Votó por Ziugánov porque se cerró la fábrica aeronáutica en la que trabajaba como técnico y cobraba sin retrasos un buen sueldo, porque se ha visto obligado a emplearse como peón, porque sabe que no tiene garantizada una buena pensión, porque se las ve y se las desea para llegar a fin de mes, porque "lo que pasa ahora no tiene nombre", porque "puede que alguien esté mejor ahora que en tiempos de la URSS, pero no los trabajadores", y porque Yeltsin "engañó a todo el mundo". Y, sin embargo, cree que "no hace falta otra revolución porque ya hay demasiada sangre en Chechenia, en Georgia o en Moldavia".
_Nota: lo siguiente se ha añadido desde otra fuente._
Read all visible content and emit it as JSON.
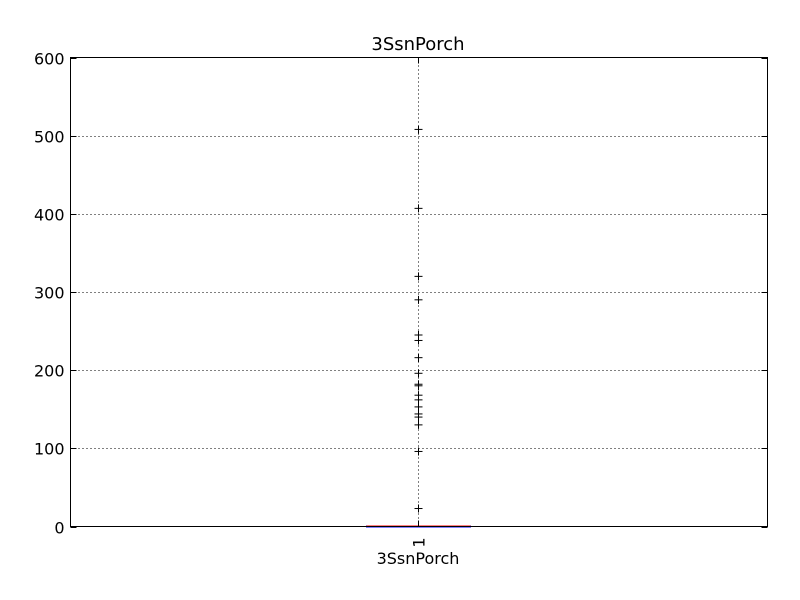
{
  "chart_data": {
    "type": "box",
    "title": "3SsnPorch",
    "xlabel": "3SsnPorch",
    "ylabel": "",
    "ylim": [
      0,
      600
    ],
    "yticks": [
      "0",
      "100",
      "200",
      "300",
      "400",
      "500",
      "600"
    ],
    "xtick_labels": [
      "1"
    ],
    "grid": true,
    "series": [
      {
        "min": 0,
        "q1": 0,
        "median": 0,
        "q3": 0,
        "max": 0,
        "outliers": [
          23,
          96,
          130,
          140,
          144,
          153,
          162,
          168,
          180,
          182,
          196,
          216,
          238,
          245,
          290,
          320,
          407,
          508
        ]
      }
    ],
    "colors": {
      "box": "#0000ff",
      "median": "#ff0000",
      "outlier": "#000000",
      "grid": "#000000"
    }
  }
}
Los cambios a los que abrió la puerta Mijail Gorbachov y que se han consolidado con Borís Yeltsin en los últimos seis años han cambiado a Rusia de manera casi tan espectacular como los anteriores 70 años de régimen comunista. Hay Mercedes y BMW en las calles de Moscú, los supermercados están a rebosar de productos extranjeros, se disfruta de libertad de expresión (aunque un grupo de magnates hagan y deshagan a su gusto en los medios de comunicación) y se puede viajar sin problemas al extranjero, con tal de que se tenga dinero para pagar el billete. También hay miles de grupos criminales organizados, 30.000 muertes violentas al año, más de 600 asesinatos por contrato (la inmensa mayoría impunes) y diputados, altos funcionarios y gobernantes corruptos. Por algo un informe de la consultora privada británica Grupo de Control de Riesgos, elaborado a partir de entrevistas con financieros y hombres de negocios de europeos, coloca a Rusia a la cabeza de la lista de países más corruptos del mundo.
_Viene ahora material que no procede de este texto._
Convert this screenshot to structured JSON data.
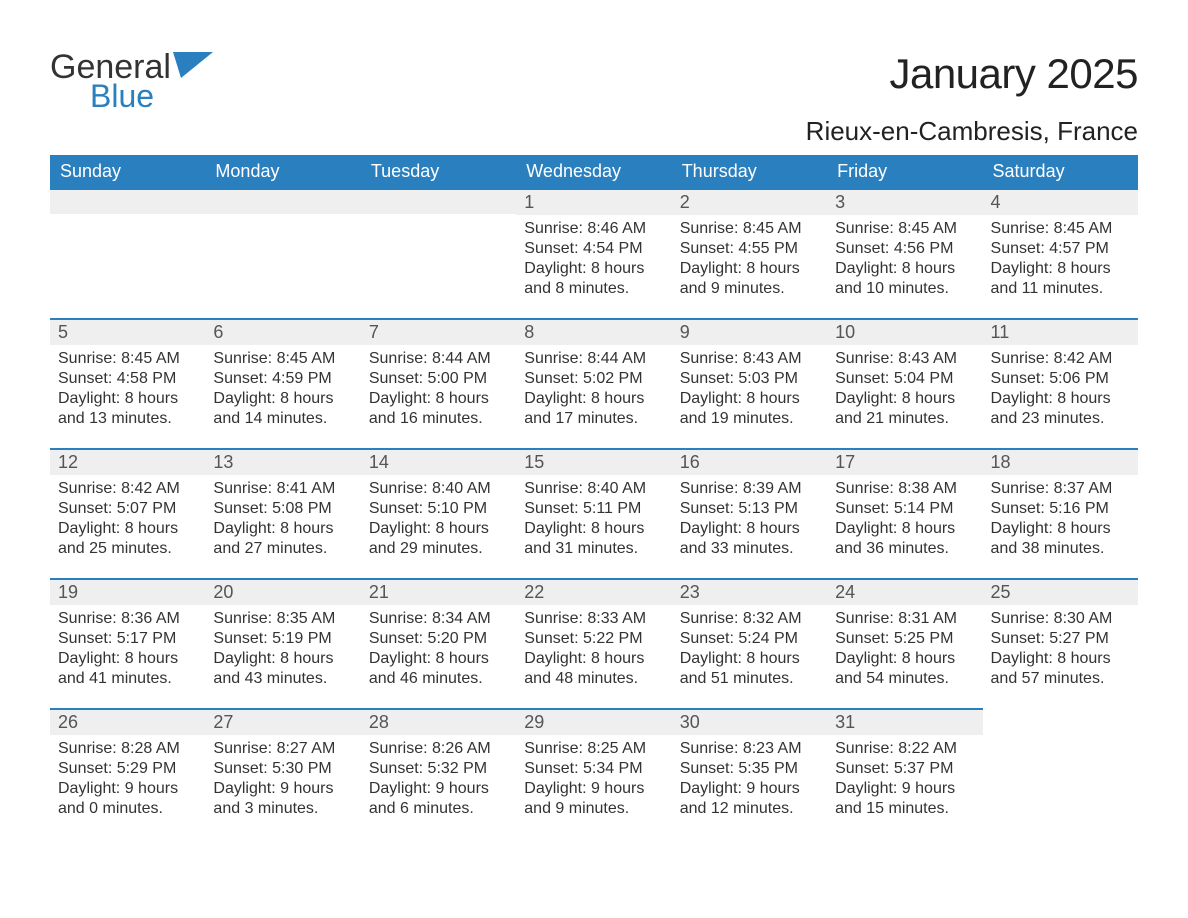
{
  "brand": {
    "part1": "General",
    "part2": "Blue"
  },
  "title": "January 2025",
  "location": "Rieux-en-Cambresis, France",
  "colors": {
    "header_bg": "#2a7fbf",
    "header_text": "#ffffff",
    "daynum_bg": "#efefef",
    "daynum_text": "#555555",
    "body_text": "#333333",
    "border_top": "#2a7fbf",
    "page_bg": "#ffffff",
    "logo_blue": "#2a7fbf"
  },
  "typography": {
    "title_fontsize": 42,
    "location_fontsize": 26,
    "header_fontsize": 18,
    "daynum_fontsize": 18,
    "body_fontsize": 16
  },
  "days_of_week": [
    "Sunday",
    "Monday",
    "Tuesday",
    "Wednesday",
    "Thursday",
    "Friday",
    "Saturday"
  ],
  "weeks": [
    [
      null,
      null,
      null,
      {
        "n": "1",
        "sunrise": "Sunrise: 8:46 AM",
        "sunset": "Sunset: 4:54 PM",
        "d1": "Daylight: 8 hours",
        "d2": "and 8 minutes."
      },
      {
        "n": "2",
        "sunrise": "Sunrise: 8:45 AM",
        "sunset": "Sunset: 4:55 PM",
        "d1": "Daylight: 8 hours",
        "d2": "and 9 minutes."
      },
      {
        "n": "3",
        "sunrise": "Sunrise: 8:45 AM",
        "sunset": "Sunset: 4:56 PM",
        "d1": "Daylight: 8 hours",
        "d2": "and 10 minutes."
      },
      {
        "n": "4",
        "sunrise": "Sunrise: 8:45 AM",
        "sunset": "Sunset: 4:57 PM",
        "d1": "Daylight: 8 hours",
        "d2": "and 11 minutes."
      }
    ],
    [
      {
        "n": "5",
        "sunrise": "Sunrise: 8:45 AM",
        "sunset": "Sunset: 4:58 PM",
        "d1": "Daylight: 8 hours",
        "d2": "and 13 minutes."
      },
      {
        "n": "6",
        "sunrise": "Sunrise: 8:45 AM",
        "sunset": "Sunset: 4:59 PM",
        "d1": "Daylight: 8 hours",
        "d2": "and 14 minutes."
      },
      {
        "n": "7",
        "sunrise": "Sunrise: 8:44 AM",
        "sunset": "Sunset: 5:00 PM",
        "d1": "Daylight: 8 hours",
        "d2": "and 16 minutes."
      },
      {
        "n": "8",
        "sunrise": "Sunrise: 8:44 AM",
        "sunset": "Sunset: 5:02 PM",
        "d1": "Daylight: 8 hours",
        "d2": "and 17 minutes."
      },
      {
        "n": "9",
        "sunrise": "Sunrise: 8:43 AM",
        "sunset": "Sunset: 5:03 PM",
        "d1": "Daylight: 8 hours",
        "d2": "and 19 minutes."
      },
      {
        "n": "10",
        "sunrise": "Sunrise: 8:43 AM",
        "sunset": "Sunset: 5:04 PM",
        "d1": "Daylight: 8 hours",
        "d2": "and 21 minutes."
      },
      {
        "n": "11",
        "sunrise": "Sunrise: 8:42 AM",
        "sunset": "Sunset: 5:06 PM",
        "d1": "Daylight: 8 hours",
        "d2": "and 23 minutes."
      }
    ],
    [
      {
        "n": "12",
        "sunrise": "Sunrise: 8:42 AM",
        "sunset": "Sunset: 5:07 PM",
        "d1": "Daylight: 8 hours",
        "d2": "and 25 minutes."
      },
      {
        "n": "13",
        "sunrise": "Sunrise: 8:41 AM",
        "sunset": "Sunset: 5:08 PM",
        "d1": "Daylight: 8 hours",
        "d2": "and 27 minutes."
      },
      {
        "n": "14",
        "sunrise": "Sunrise: 8:40 AM",
        "sunset": "Sunset: 5:10 PM",
        "d1": "Daylight: 8 hours",
        "d2": "and 29 minutes."
      },
      {
        "n": "15",
        "sunrise": "Sunrise: 8:40 AM",
        "sunset": "Sunset: 5:11 PM",
        "d1": "Daylight: 8 hours",
        "d2": "and 31 minutes."
      },
      {
        "n": "16",
        "sunrise": "Sunrise: 8:39 AM",
        "sunset": "Sunset: 5:13 PM",
        "d1": "Daylight: 8 hours",
        "d2": "and 33 minutes."
      },
      {
        "n": "17",
        "sunrise": "Sunrise: 8:38 AM",
        "sunset": "Sunset: 5:14 PM",
        "d1": "Daylight: 8 hours",
        "d2": "and 36 minutes."
      },
      {
        "n": "18",
        "sunrise": "Sunrise: 8:37 AM",
        "sunset": "Sunset: 5:16 PM",
        "d1": "Daylight: 8 hours",
        "d2": "and 38 minutes."
      }
    ],
    [
      {
        "n": "19",
        "sunrise": "Sunrise: 8:36 AM",
        "sunset": "Sunset: 5:17 PM",
        "d1": "Daylight: 8 hours",
        "d2": "and 41 minutes."
      },
      {
        "n": "20",
        "sunrise": "Sunrise: 8:35 AM",
        "sunset": "Sunset: 5:19 PM",
        "d1": "Daylight: 8 hours",
        "d2": "and 43 minutes."
      },
      {
        "n": "21",
        "sunrise": "Sunrise: 8:34 AM",
        "sunset": "Sunset: 5:20 PM",
        "d1": "Daylight: 8 hours",
        "d2": "and 46 minutes."
      },
      {
        "n": "22",
        "sunrise": "Sunrise: 8:33 AM",
        "sunset": "Sunset: 5:22 PM",
        "d1": "Daylight: 8 hours",
        "d2": "and 48 minutes."
      },
      {
        "n": "23",
        "sunrise": "Sunrise: 8:32 AM",
        "sunset": "Sunset: 5:24 PM",
        "d1": "Daylight: 8 hours",
        "d2": "and 51 minutes."
      },
      {
        "n": "24",
        "sunrise": "Sunrise: 8:31 AM",
        "sunset": "Sunset: 5:25 PM",
        "d1": "Daylight: 8 hours",
        "d2": "and 54 minutes."
      },
      {
        "n": "25",
        "sunrise": "Sunrise: 8:30 AM",
        "sunset": "Sunset: 5:27 PM",
        "d1": "Daylight: 8 hours",
        "d2": "and 57 minutes."
      }
    ],
    [
      {
        "n": "26",
        "sunrise": "Sunrise: 8:28 AM",
        "sunset": "Sunset: 5:29 PM",
        "d1": "Daylight: 9 hours",
        "d2": "and 0 minutes."
      },
      {
        "n": "27",
        "sunrise": "Sunrise: 8:27 AM",
        "sunset": "Sunset: 5:30 PM",
        "d1": "Daylight: 9 hours",
        "d2": "and 3 minutes."
      },
      {
        "n": "28",
        "sunrise": "Sunrise: 8:26 AM",
        "sunset": "Sunset: 5:32 PM",
        "d1": "Daylight: 9 hours",
        "d2": "and 6 minutes."
      },
      {
        "n": "29",
        "sunrise": "Sunrise: 8:25 AM",
        "sunset": "Sunset: 5:34 PM",
        "d1": "Daylight: 9 hours",
        "d2": "and 9 minutes."
      },
      {
        "n": "30",
        "sunrise": "Sunrise: 8:23 AM",
        "sunset": "Sunset: 5:35 PM",
        "d1": "Daylight: 9 hours",
        "d2": "and 12 minutes."
      },
      {
        "n": "31",
        "sunrise": "Sunrise: 8:22 AM",
        "sunset": "Sunset: 5:37 PM",
        "d1": "Daylight: 9 hours",
        "d2": "and 15 minutes."
      },
      null
    ]
  ]
}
Este es un país mejor o peor que la Unión Soviética, según el cristal con que se mire. Pero el nuevo sistema, el capitalismo, la economía de mercado y la lógica de la igualdad de oportunidades que engendra unos pocos privilegiados y una mayoría de perjudicados no está de paso. Ha echado raíces profundas. Alexandr, de 39 años, ingeniero en una fábrica de suministros eléctricos, cree que "no existe un sistema político, porque no puede llamarse así al dominio de una banda de ladrones". Pese a todo, votó a Yeltsin como un mal menor y considera muy positivo el clima de libertad existente: "Me alegro por mi hija, porque ya no le dictan lo que tiene que decir, aprender y pensar. Y eso vale más que un trozo de mortadela barata".
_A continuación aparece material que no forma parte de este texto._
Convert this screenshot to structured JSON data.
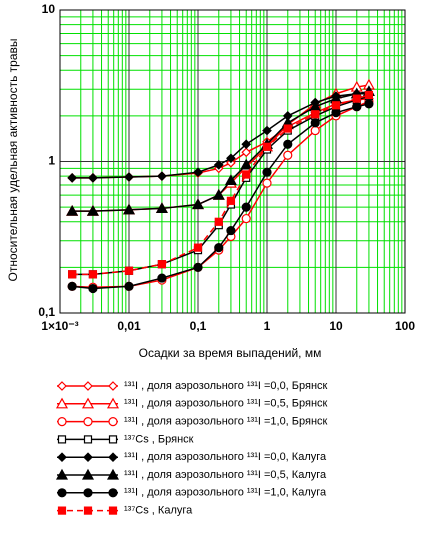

Alexandr, con el que hablo en la plaza Ilichá (por el patronímico de Lenin, Ilich), junto a una estatua de cuatro metros de altura del fundador de la URSS, cobra unas 60.000 pesetas al mes, a veces con algún retraso, y está convencido no sólo de que Rusia no necesita otra revolución, sino de que tampoco le hacía maldita la falta la de de 1917.

El 48%, mejor antes

Una reciente encuesta refleja que la mayoría de los rusos piensa que la mejor manera de hacer dinero no es la educación o el trabajo duro, sino las malas artes y las buenas relaciones, y el 48% cree que se vivía mejor bajo el socialismo real. De otro sondeo se desprende que sólo el 15% apoyaría activamente a una revolución como la bolchevique, y que otro 16% colaboraría "en alguna medida". El 27% intentaría quedarse al margen, el 7% lucharía contra la insurrección y el 15% abandonaría el país. El 40% de los entrevistados en otro trabajo demoscópico asegura que la revolución trajo a Rusia más ventajas que inconvenientes, casi el doble que los que opinan lo contrario.Sin embargo, la única encuesta válida, la que se efectúa en las urnas, demostró que los rusos pueden convertir a los comunistas en el partido de mayoría relativa en la Duma, pero no quieren ver a uno en el poder real: el Kremlin.